Denn davon zeugt das hohe Label-Aufkommen natürlich ganz deutlich – hier wird ein Marktbedürfnis nicht nur wahr- sondern total ernst genommen. Dass von Seiten der Industrie immer mal noch versucht wird zu tricksen, ist nichts Neues. Wird auch noch eine Zeitlang versucht werden. Doch generell ist das Bedürfnis der Menschen nach einer gesünderen, verbesserten, tierwohlgerechteren Haltung doch so weit angestiegen, dass Druck in den marktwirtschaftlichen Kessel kommt.

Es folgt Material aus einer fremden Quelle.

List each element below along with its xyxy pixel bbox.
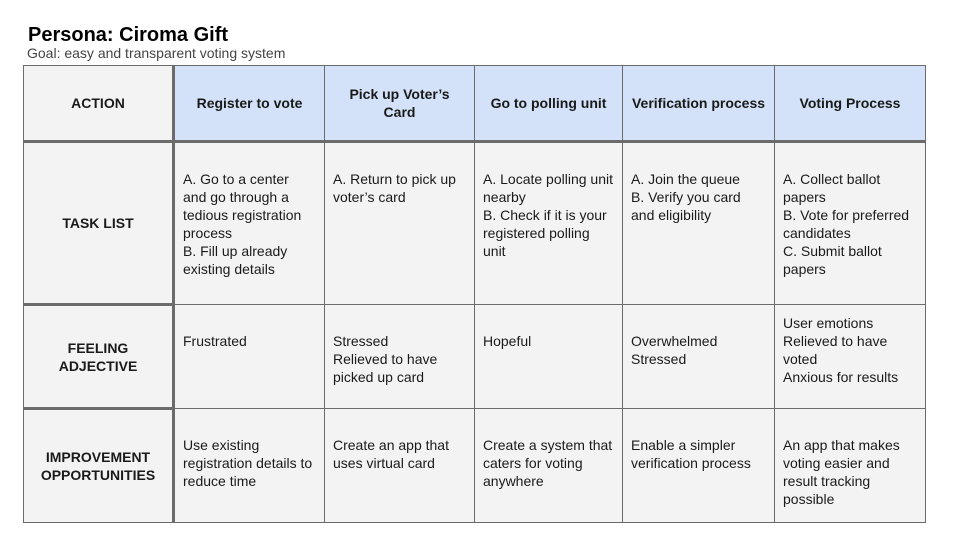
cell-line: An app that makes voting easier and resu… xyxy=(783,437,900,507)
table-cell: Use existing registration details to red… xyxy=(173,408,325,523)
cell-line: Relieved to have voted xyxy=(783,333,888,367)
cell-line: User emotions xyxy=(783,315,874,331)
table-cell: A. Go to a center and go through a tedio… xyxy=(173,141,325,305)
table-cell: User emotions Relieved to have voted Anxio… xyxy=(774,304,926,409)
table-cell: Stressed Relieved to have picked up card xyxy=(324,304,475,409)
table-cell: Overwhelmed Stressed xyxy=(622,304,775,409)
table-cell: An app that makes voting easier and resu… xyxy=(774,408,926,523)
cell-line: Enable a simpler verification process xyxy=(631,437,751,471)
table-cell: A. Return to pick up voter’s card xyxy=(324,141,475,305)
cell-line: B. Verify you card and eligibility xyxy=(631,189,741,223)
table-cell: Hopeful xyxy=(474,304,623,409)
row-label-text: IMPROVEMENT OPPORTUNITIES xyxy=(40,449,156,483)
cell-line: Frustrated xyxy=(183,333,247,349)
action-label: ACTION xyxy=(23,65,175,143)
column-header: Register to vote xyxy=(173,65,325,143)
column-header: Voting Process xyxy=(774,65,926,143)
cell-line: A. Return to pick up voter’s card xyxy=(333,171,456,205)
feeling-adjective-row: FEELING ADJECTIVE Frustrated Stressed Rel… xyxy=(23,304,926,410)
cell-line: Anxious for results xyxy=(783,369,899,385)
cell-line: Stressed xyxy=(333,333,389,349)
row-label-improvement-opportunities: IMPROVEMENT OPPORTUNITIES xyxy=(23,408,175,523)
table-cell: Create an app that uses virtual card xyxy=(324,408,475,523)
cell-line: C. Submit ballot papers xyxy=(783,243,882,277)
table-cell: A. Collect ballot papers B. Vote for pref… xyxy=(774,141,926,305)
table-cell: Enable a simpler verification process xyxy=(622,408,775,523)
cell-line: Use existing registration details to red… xyxy=(183,437,313,489)
table-cell: Create a system that caters for voting a… xyxy=(474,408,623,523)
cell-line: A. Collect ballot papers xyxy=(783,171,881,205)
column-header: Verification process xyxy=(622,65,775,143)
column-header: Go to polling unit xyxy=(474,65,623,143)
improvement-opportunities-row: IMPROVEMENT OPPORTUNITIES Use existing r… xyxy=(23,408,926,523)
header-row: ACTION Register to vote Pick up Voter’s … xyxy=(23,65,926,143)
cell-line: A. Locate polling unit nearby xyxy=(483,171,613,205)
cell-line: Hopeful xyxy=(483,333,532,349)
column-header: Pick up Voter’s Card xyxy=(324,65,475,143)
cell-line: Stressed xyxy=(631,351,687,367)
cell-line: Create an app that uses virtual card xyxy=(333,437,449,471)
table-cell: A. Locate polling unit nearby B. Check if… xyxy=(474,141,623,305)
cell-line: Relieved to have picked up card xyxy=(333,351,438,385)
cell-line: B. Vote for preferred candidates xyxy=(783,207,910,241)
persona-goal: Goal: easy and transparent voting system xyxy=(27,45,286,61)
cell-line: B. Fill up already existing details xyxy=(183,243,288,277)
task-list-row: TASK LIST A. Go to a center and go throu… xyxy=(23,141,926,306)
table-cell: A. Join the queue B. Verify you card and … xyxy=(622,141,775,305)
row-label-task-list: TASK LIST xyxy=(23,141,175,306)
row-label-feeling-adjective: FEELING ADJECTIVE xyxy=(23,304,175,410)
row-label-text: FEELING ADJECTIVE xyxy=(58,339,138,374)
cell-line: Create a system that caters for voting a… xyxy=(483,437,613,489)
journey-map-table: ACTION Register to vote Pick up Voter’s … xyxy=(23,65,926,523)
table-cell: Frustrated xyxy=(173,304,325,409)
persona-title: Persona: Ciroma Gift xyxy=(28,24,229,46)
cell-line: B. Check if it is your registered pollin… xyxy=(483,207,607,259)
cell-line: A. Go to a center and go through a tedio… xyxy=(183,171,302,241)
cell-line: Overwhelmed xyxy=(631,333,718,349)
cell-line: A. Join the queue xyxy=(631,171,740,187)
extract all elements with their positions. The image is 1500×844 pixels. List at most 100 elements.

Und der ist jetzt in den Führungsetagen der Lebensmittelindustrie angekommen. Natürlich reicht es nicht, diesen allein an die Kommunikations- und Marketingableitung weiterzureichen. Das muss an anderen Stellen ankommen und umgesetzt werden. Doch wie sagt es Gerald Wehde, Sprecher von Bioland, so schön? „Der Staat hat nicht gehandelt, jetzt haben das die Discounter übernommen“. Stimmt. Und wenn die Discounter nicht anständig handeln, werden auch dies andere übernehmen.

Wie siehst Du es?

Welche Meinung in Bezug auf Labels vertrittst Du? Welchen Labels oder Siegeln vertraust Du beim Einkauf von Fleisch, Milch & Co.? Und bei welchen schwillt Dir der Kamm, da es Deiner Meinung nach ein (Marketing-) Fake ist?